My grandfather had less than a week left to live, my dad told me, as I began shifting my direction back home for the summer. My budget for the Walk was of course severely limited, and Dad wasn’t recommending that I seek any emergency flight home– as my grandfather, who hasn’t remembered any of our names or faces for years, was gasping through some difficult final breaths.
After catching a ride to Phoenix, to spend a handful of days with beloved friends the Shamhart family, I found a Craigslist rideshare to Los Angeles, which delivered me into the caring hands of Pamela “Maravilla” Samuelson on the evening of June 18, 2010, the 25th anniversary of my mother’s death from cancer– the date I’d originally set to arrive to the White House– the day Grandpa George, after whom I was named, passed away.
I slept outside that evening, on Pam’s porch, relaxing into the fresh coastal air seeping into Pam’s Hollywood Hills home. I awoke the next morning to an introduction to Pam’s hello. Pam had been recommended to me seven months earlier by Alissa Eva, a Bay Area friend whom I’d originally met at a meditation course in the lush hills of central Mexico. Alissa & I had remained in contact, and after I’d reached San Francisco on foot, within a minute of meeting up with me she somehow felt compelled to tell me that I needed to meet her friend Pam, in L.A.
Alissa placed Pam & me into contact via Facebook, and as is the case with many of the people I’ve felt directed to across the miles, I somehow knew I’d be meeting Pam in L.A. I arrived to L.A. on foot in mid-February, and Pam was out of the country for weeks. I wandered into some confusion that I wouldn’t be meeting Pam (??). I continued on my way out of L.A. a few days later, not really considering not meeting Pam. Then suddenly, months later, I’d received a Facebook invitation from Pam to attend a weekend spiritual healing course that she and a friend were hosting, June 18-20th. Perfect timing.
Having arrived late the previous evening, the following morning I joined nearly a dozen fellow students at the course. We worked on meditative, healing exercises. Charo, my first partner, a woman from Spain, ended up telling me that she “sensed” the presence of my grandfather, who’d died less than 24 hrs earlier, over my right shoulder. I’d not told any of them anything about my family, so this was quite a revelation– especially given that Pam’s course had absolutely nothing to do with any sort of “readings” of spirits beyond.
I met and worked with some of the most amazing people during these brief few days in Los Angeles, with Pam and friends. I also finally was able to witness a crowd of people my age who love their L.A. lives– markedly different from the endless torrent of transplants who relocate to the Pacific NW and elsewhere, seeking “liberation” from Los Angeles.

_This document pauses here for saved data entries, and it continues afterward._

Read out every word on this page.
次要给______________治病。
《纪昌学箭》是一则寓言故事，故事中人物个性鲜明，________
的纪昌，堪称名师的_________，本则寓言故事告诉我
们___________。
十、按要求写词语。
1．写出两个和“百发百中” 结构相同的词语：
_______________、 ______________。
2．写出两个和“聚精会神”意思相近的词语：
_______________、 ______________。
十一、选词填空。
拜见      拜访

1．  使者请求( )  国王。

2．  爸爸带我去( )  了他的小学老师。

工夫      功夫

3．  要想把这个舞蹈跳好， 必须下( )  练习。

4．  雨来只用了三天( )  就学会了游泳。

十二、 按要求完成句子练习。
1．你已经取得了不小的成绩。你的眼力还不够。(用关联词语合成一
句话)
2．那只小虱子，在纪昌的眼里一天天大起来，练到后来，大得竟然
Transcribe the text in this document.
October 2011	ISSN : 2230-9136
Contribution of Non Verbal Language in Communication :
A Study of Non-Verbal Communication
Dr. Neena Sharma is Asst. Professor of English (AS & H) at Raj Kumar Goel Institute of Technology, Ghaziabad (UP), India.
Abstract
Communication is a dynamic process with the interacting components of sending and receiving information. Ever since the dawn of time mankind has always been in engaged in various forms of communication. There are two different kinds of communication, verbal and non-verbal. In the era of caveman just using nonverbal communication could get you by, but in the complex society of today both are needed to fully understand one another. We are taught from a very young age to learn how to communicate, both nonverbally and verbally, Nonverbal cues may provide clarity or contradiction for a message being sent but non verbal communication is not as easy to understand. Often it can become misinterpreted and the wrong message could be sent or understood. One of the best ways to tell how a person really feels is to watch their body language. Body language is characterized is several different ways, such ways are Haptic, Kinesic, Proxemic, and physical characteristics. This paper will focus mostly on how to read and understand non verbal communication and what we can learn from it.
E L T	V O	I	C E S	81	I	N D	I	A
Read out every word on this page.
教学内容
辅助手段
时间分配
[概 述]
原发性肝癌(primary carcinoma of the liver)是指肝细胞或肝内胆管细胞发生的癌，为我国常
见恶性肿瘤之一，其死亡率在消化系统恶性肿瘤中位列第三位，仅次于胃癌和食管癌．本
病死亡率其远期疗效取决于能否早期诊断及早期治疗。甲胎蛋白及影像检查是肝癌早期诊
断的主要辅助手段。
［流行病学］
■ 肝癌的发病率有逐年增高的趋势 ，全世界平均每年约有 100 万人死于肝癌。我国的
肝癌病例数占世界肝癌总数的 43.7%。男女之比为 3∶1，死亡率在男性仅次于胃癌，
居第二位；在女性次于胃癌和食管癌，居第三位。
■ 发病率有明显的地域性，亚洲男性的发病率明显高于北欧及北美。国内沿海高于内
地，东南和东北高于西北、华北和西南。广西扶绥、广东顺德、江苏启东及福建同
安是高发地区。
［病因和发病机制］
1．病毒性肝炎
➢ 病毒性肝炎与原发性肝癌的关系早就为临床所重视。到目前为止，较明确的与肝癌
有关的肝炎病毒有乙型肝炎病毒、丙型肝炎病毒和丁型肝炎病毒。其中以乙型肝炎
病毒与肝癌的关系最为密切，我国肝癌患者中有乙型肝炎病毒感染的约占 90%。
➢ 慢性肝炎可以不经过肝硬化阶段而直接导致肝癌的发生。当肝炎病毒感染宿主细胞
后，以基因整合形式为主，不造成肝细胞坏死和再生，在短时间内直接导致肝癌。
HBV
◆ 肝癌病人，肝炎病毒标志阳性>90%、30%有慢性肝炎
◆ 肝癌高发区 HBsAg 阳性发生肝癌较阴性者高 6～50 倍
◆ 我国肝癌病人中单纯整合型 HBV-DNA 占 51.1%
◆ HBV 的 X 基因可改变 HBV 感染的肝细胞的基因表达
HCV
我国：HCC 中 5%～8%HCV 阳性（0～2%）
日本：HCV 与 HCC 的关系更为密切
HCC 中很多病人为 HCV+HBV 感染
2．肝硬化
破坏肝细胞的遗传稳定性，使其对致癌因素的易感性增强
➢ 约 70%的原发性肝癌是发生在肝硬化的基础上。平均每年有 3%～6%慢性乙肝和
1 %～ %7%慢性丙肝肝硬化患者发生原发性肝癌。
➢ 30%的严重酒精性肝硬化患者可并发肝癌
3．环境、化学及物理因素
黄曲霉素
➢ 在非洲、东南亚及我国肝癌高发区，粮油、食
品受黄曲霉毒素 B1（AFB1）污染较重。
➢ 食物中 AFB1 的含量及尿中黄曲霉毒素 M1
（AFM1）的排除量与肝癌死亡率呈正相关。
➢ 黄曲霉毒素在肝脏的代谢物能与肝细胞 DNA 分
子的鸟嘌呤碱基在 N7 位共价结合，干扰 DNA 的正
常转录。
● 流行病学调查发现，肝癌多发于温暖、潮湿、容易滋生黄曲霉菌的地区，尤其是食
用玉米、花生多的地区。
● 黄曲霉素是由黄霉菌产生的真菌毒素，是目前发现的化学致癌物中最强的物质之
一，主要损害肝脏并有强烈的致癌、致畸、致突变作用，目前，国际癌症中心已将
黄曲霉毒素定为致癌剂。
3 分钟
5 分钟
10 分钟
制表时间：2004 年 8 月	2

Toward the end of my handful of days in the palm of Pam, she brought me to an aerial acrobatic workshop she was teaching, in an up-and-coming co-op, near LAX airport. I met the owner of the co-op, Andre Freimann, who explained to me that he was converting his leased space, an old airport hangar, into a co-op for classes ranging from sewing to aerial acrobatics. Mission Control , built from a hangar which dated back to Howard Hughes’ construction of Spruce Goose– (the hangar’s original purpose) was now being renovated with frequent 20-hour, labor-of-love workdays by Andre and Derek, his business partner, to build their dream. A man my age, Andre was also pouring all of his available resources into his dream.
As I’d soon be returning home, I’d been keeping in contact with my father almost daily. Spiritually, Dad was not in good shape. He was experiencing an enormous amount of stress with my grandfather’s recent passing. Though I knew it wouldn’t be effective for me to “offer a hand” to pull my beloved father up from his misery, talking to him about where I was, and what I was seeing and doing were sufficient to redirect the destructive pattern of mind into which he’d fallen. I told Dad about Charo telling me of Grandpa’s presence above my shoulder. And as I was talking to him from Mission Control, I revealed the current in-progress story to him. All of this utterly fascinated him– tying up the pinnacle of his interests and redirecting him toward a very positive state of mind, out of the mud of misery he’d been dirtied in in recent weeks.
By the end of the week, Barbara, beloved cousin born shortly after my mother’s passing, and named for her, was leaving from her college home in Orange County, headed home for Grandpa’s funeral. Barbara picked me up, and we enjoyed a 15-hour drive back home, in which we talked at length, getting to know each other much better than we ever had at any other point in our lives.
We all came together in time for a funeral led by Pastor Michael White, who had also led my mother’s funeral, 25 years earlier. With the advent of easy video, we saw a variety of funny Grandpa moments compiled by Dad, pulling us from our sadness and leaving us with the best, fun memories of Grandpa.